Understanding Django View Functions and Error Handling

This article explains how Django view functions work, how they process requests and return responses, how to handle errors using HttpResponse subclasses and Http404, how to customize error pages, and how to write asynchronous views for modern ASGI-based applications.

Django viewsHttpResponseHttp404

~4 min read • Updated Mar 14, 2026

Introduction

A view in Django is a Python function that receives a request and returns a response. This response can be an HTML page, a redirect, an image, an XML document, or any other type of content. Django does not impose restrictions on where view code must live; the only requirement is that it must be importable through the Python path. By convention, views are placed inside a file named views.py within an application directory.


A Simple View

The following example demonstrates a basic view that returns the current date and time as an HTML response:


from django.http import HttpResponse
import datetime

def current_datetime(request):
    now = datetime.datetime.now()
    html = '<html lang="en"><body>It is now %s.</body></html>' % now
    return HttpResponse(html)

How This View Works

  • The HttpResponse class is imported from django.http, along with Python’s datetime module.
  • A function named current_datetime is defined.

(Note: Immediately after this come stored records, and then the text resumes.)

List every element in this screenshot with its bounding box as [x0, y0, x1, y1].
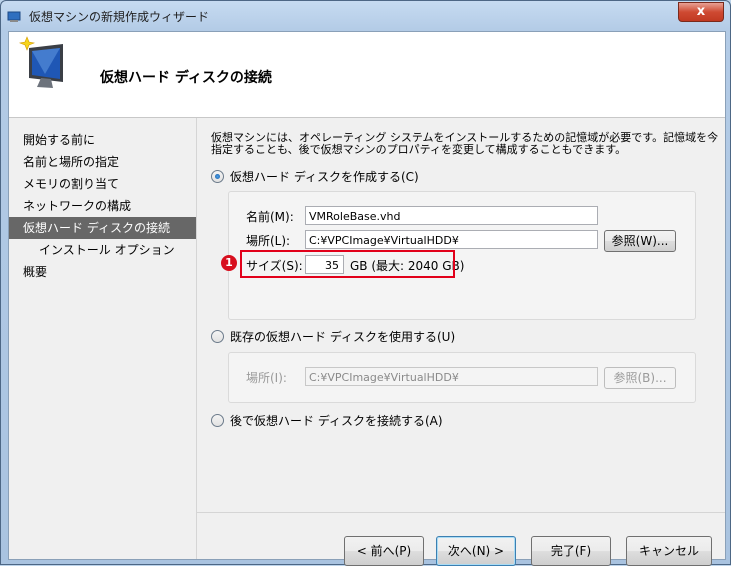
- location-label: 場所(L):: [246, 234, 291, 248]
- description-text: 仮想マシンには、オペレーティング システムをインストールするための記憶域が必要で…: [211, 131, 719, 156]
- existing-vhd-group: 場所(I): C:¥VPCImage¥VirtualHDD¥ 参照(B)...: [228, 352, 696, 403]
- callout-marker: 1: [221, 255, 237, 271]
- nav-item-virtual-disk[interactable]: 仮想ハード ディスクの接続: [9, 217, 196, 239]
- radio-existing-vhd[interactable]: 既存の仮想ハード ディスクを使用する(U): [211, 329, 455, 345]
- cancel-button[interactable]: キャンセル: [626, 536, 712, 566]
- finish-button[interactable]: 完了(F): [531, 536, 611, 566]
- window-title: 仮想マシンの新規作成ウィザード: [29, 10, 210, 24]
- radio-create-vhd[interactable]: 仮想ハード ディスクを作成する(C): [211, 169, 419, 185]
- next-button[interactable]: 次へ(N) >: [436, 536, 516, 566]
- location-field[interactable]: C:¥VPCImage¥VirtualHDD¥: [305, 230, 598, 249]
- wizard-client: 仮想ハード ディスクの接続 開始する前に 名前と場所の指定 メモリの割り当て ネ…: [8, 31, 726, 566]
- nav-item-name-location[interactable]: 名前と場所の指定: [9, 151, 196, 173]
- radio-create-label: 仮想ハード ディスクを作成する(C): [230, 170, 419, 184]
- name-field[interactable]: VMRoleBase.vhd: [305, 206, 598, 225]
- browse-button[interactable]: 参照(W)...: [604, 230, 676, 252]
- radio-button[interactable]: [211, 414, 224, 427]
- close-button[interactable]: x: [678, 2, 724, 22]
- page-title: 仮想ハード ディスクの接続: [100, 70, 272, 86]
- hyperv-app-icon: [7, 11, 21, 22]
- wizard-content: 仮想マシンには、オペレーティング システムをインストールするための記憶域が必要で…: [197, 118, 725, 566]
- back-button[interactable]: < 前へ(P): [344, 536, 424, 566]
- existing-browse-button[interactable]: 参照(B)...: [604, 367, 676, 389]
- radio-button[interactable]: [211, 330, 224, 343]
- title-bar[interactable]: 仮想マシンの新規作成ウィザード x: [1, 1, 730, 31]
- radio-existing-label: 既存の仮想ハード ディスクを使用する(U): [230, 330, 456, 344]
- wizard-header: 仮想ハード ディスクの接続: [9, 32, 725, 118]
- nav-item-network[interactable]: ネットワークの構成: [9, 195, 196, 217]
- vm-monitor-icon: [18, 36, 63, 88]
- size-highlight-box: [240, 250, 455, 278]
- nav-item-summary[interactable]: 概要: [9, 261, 196, 283]
- wizard-window: 仮想マシンの新規作成ウィザード x 仮想ハード ディスクの接続 開始する前に 名…: [0, 0, 731, 566]
- wizard-nav: 開始する前に 名前と場所の指定 メモリの割り当て ネットワークの構成 仮想ハード…: [9, 118, 197, 559]
- radio-attach-later[interactable]: 後で仮想ハード ディスクを接続する(A): [211, 413, 443, 429]
- nav-item-before-you-begin[interactable]: 開始する前に: [9, 129, 196, 151]
- footer-separator: [197, 512, 725, 513]
- nav-item-install-options[interactable]: インストール オプション: [9, 239, 196, 261]
- existing-location-field[interactable]: C:¥VPCImage¥VirtualHDD¥: [305, 367, 598, 386]
- create-vhd-group: 名前(M): VMRoleBase.vhd 場所(L): C:¥VPCImage…: [221, 191, 696, 320]
- name-label: 名前(M):: [246, 210, 294, 224]
- radio-button-checked[interactable]: [211, 170, 224, 183]
- nav-item-memory[interactable]: メモリの割り当て: [9, 173, 196, 195]
- existing-location-label: 場所(I):: [246, 371, 287, 385]
- radio-later-label: 後で仮想ハード ディスクを接続する(A): [230, 414, 443, 428]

The name is arbitrary; Django does not require specific naming.
  • Every view receives an HttpRequest object as its first argument.
  • The function returns an HttpResponse containing HTML.

Django uses the TIME_ZONE setting to determine the default timezone. You may adjust this value in your project’s settings file.


Mapping URLs to Views

To display a view at a specific URL, you must define a URLconf. This configuration maps URL patterns to view functions. Django processes incoming requests by matching the requested path against these patterns.


Returning Errors

Django provides subclasses of HttpResponse for common HTTP error codes. For example, HttpResponseNotFound represents a 404 response:


from django.http import HttpResponse, HttpResponseNotFound

def my_view(request):
    if foo:
        return HttpResponseNotFound("<h1>Page not found</h1>")
    else:
        return HttpResponse("<h1>Page was found</h1>")

You can also specify a custom status code directly:


from django.http import HttpResponse

def my_view(request):
    return HttpResponse(status=201)

The Http404 Exception

Instead of manually returning a 404 response, Django allows you to raise the Http404 exception. Django catches this exception and displays the standard 404 error page.


from django.http import Http404
from django.shortcuts import render
from polls.models import Poll

def detail(request, poll_id):
    try:
        p = Poll.objects.get(pk=poll_id)
    except Poll.DoesNotExist:
        raise Http404("Poll does not exist")
    return render(request, "polls/detail.html", {"poll": p})

To customize the 404 page, create a template named 404.html at the root of your template directory. Django uses this template when DEBUG is set to False.


Customizing Error Views

You can override Django’s default error handlers by defining them in your root URLconf:


handler404 = "mysite.views.my_custom_page_not_found_view"
handler500 = "mysite.views.my_custom_error_view"
handler403 = "mysite.views.my_custom_permission_denied_view"
handler400 = "mysite.views.my_custom_bad_request_view"

To override CSRF errors, use the CSRF_FAILURE_VIEW setting.


Testing Custom Error Views

You can test custom error handlers by raising exceptions in a test view:


from django.core.exceptions import PermissionDenied
from django.http import HttpResponse
from django.test import SimpleTestCase, override_settings
from django.urls import path

def response_error_handler(request, exception=None):
    return HttpResponse("Error handler content", status=403)

def permission_denied_view(request):
    raise PermissionDenied

urlpatterns = [
    path("403/", permission_denied_view),
]

handler403 = response_error_handler

@override_settings(ROOT_URLCONF=__name__)
class CustomErrorHandlerTests(SimpleTestCase):
    def test_handler_renders_template_response(self):
        response = self.client.get("/403/")
        self.assertContains(response, "Error handler content", status_code=403)

Asynchronous Views

Django supports asynchronous views using Python’s async def syntax. These views run in an ASGI environment and can improve performance when handling concurrent operations.


import datetime
from django.http import HttpResponse

async def current_datetime(request):
    now = datetime.datetime.now()
    html = '<html lang="en"><body>It is now %s.</body></html>' % now
    return HttpResponse(html)

For more details, refer to Django’s documentation on asynchronous support.